Returning to New York this past weekend, I was, like you, heartbroken by the recent events that took place in Washington, D.C. No decent human being, certainly no American, could be anything but ashamed by the spectacle. Violence is simply incompatible with our inalienable rights as citizens of this great nation (life, liberty, and the pursuit of happiness) and the values we hold dear (equality, peace). Indeed, it is an attack on the very soul of America, because it brings to a standstill the very mechanisms by which a just society corrects injustice. It is a tragic culmination of what we have experienced this past year, what some call the “banality of evil.”
Evil comes from a failure to think. It defies thought for as soon as thought tries to engage itself with evil and examine the premises and principles from which it originates, it is frustrated because it finds nothing there. That is the banality of evil. (Hannah Arendt)
As Catholics enter Ordinary Time, we accept our responsibility to pray for our world, to love friend and foe, and yes, to think; but we do so as Catholics. Too much is at stake for us to allow forces within our world—those who do not look at the world through the eyes of Christ—to dictate the terms of the conversation.

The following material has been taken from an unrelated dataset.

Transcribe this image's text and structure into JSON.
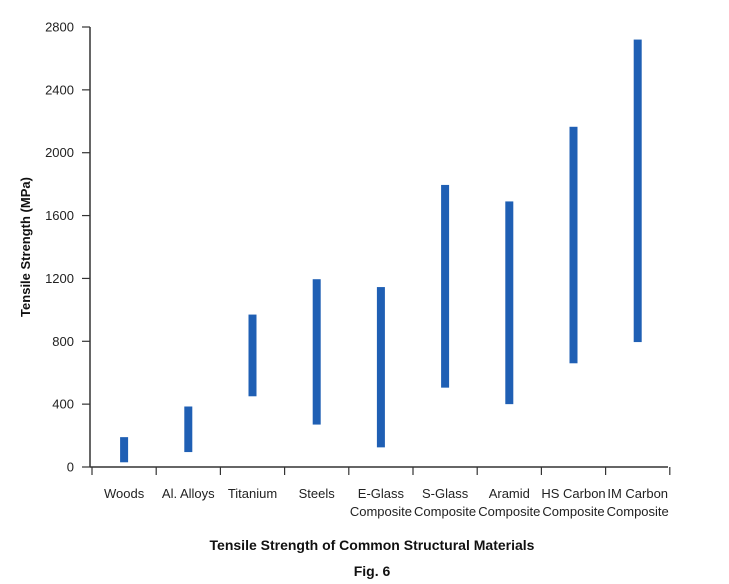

This week we behold the work of the Roman painter Placido Costanzi (1702-59), entitled Ecce Agnus Dei (“Behold the Lamb of God”). According to the J. Paul Getty Museum website, Costanzi blended the Baroque artistic sensibility—dramatic, intense, colorful—with the influence of Raphael. He was apparently given to the use of allegory: the depiction of highly symbolic objects, colors, gestures, etc. to refer to spiritual realities. Curiously, the center of the painting is not Christ, but rather the Baptist, who directs our attention away from himself, to the Lamb of God, standing at a distance. Indeed, if not for John pointing to our Lord dramatically, we might altogether miss him. Notice, too, that John is a massive presence in the painting, at least ten times the size of Jesus. Two chapters later in the Gospel (John 3:30) he will say of Jesus, “he must increase; I must decrease.” These two clues form the “lesson” of the painting. If not for the Christian who calls attention to the presence of the Son of God, the world whom he came to save might never notice him. But the way the Christian does this entails something modern culture finds quite onerous. One can only make room for the grace of God through what the Church calls “self-abnegation,” that is, the extinction of one’s own interests for the sake of the Kingdom of Heaven. This always, always, stings. Yet when the ego’s obsession with itself is brought under control, only then do we find true joy. (This occurs by God’s grace: not by positive thinking, or yoga, or self-empowerment, or a “healthy lifestyle.”)
Consider one more symbol: Jesus is standing across the Jordan River, among palm trees. These trees are an ancient figure for paradise. To be with Christ is by definition to be in heaven: eternal fullness of life. But notice what lies between one side of the river and the other: water, or death to sin. The peacefulness of the palm trees belies the action going on beneath the surface. Pope Benedict remarks that Jesus’ suffering
turns the underworld around, knocking down and flinging open the gates of the abyss…This struggle is the ‘conversion’ of being that brings it into a new condition, that prepares a new heaven and a new earth.
Friends, you and I are part of God’s solution to the mystery of evil in our world today. We embrace neither a naïve “I’d like to teach the world to sing” attitude, nor the arrogance of thinking we can “build” the Kingdom of Heaven by our own feats of spiritual engineering. Both are destined for failure. Instead, we are called to follow Jesus humbly, and love our neighbor without demand.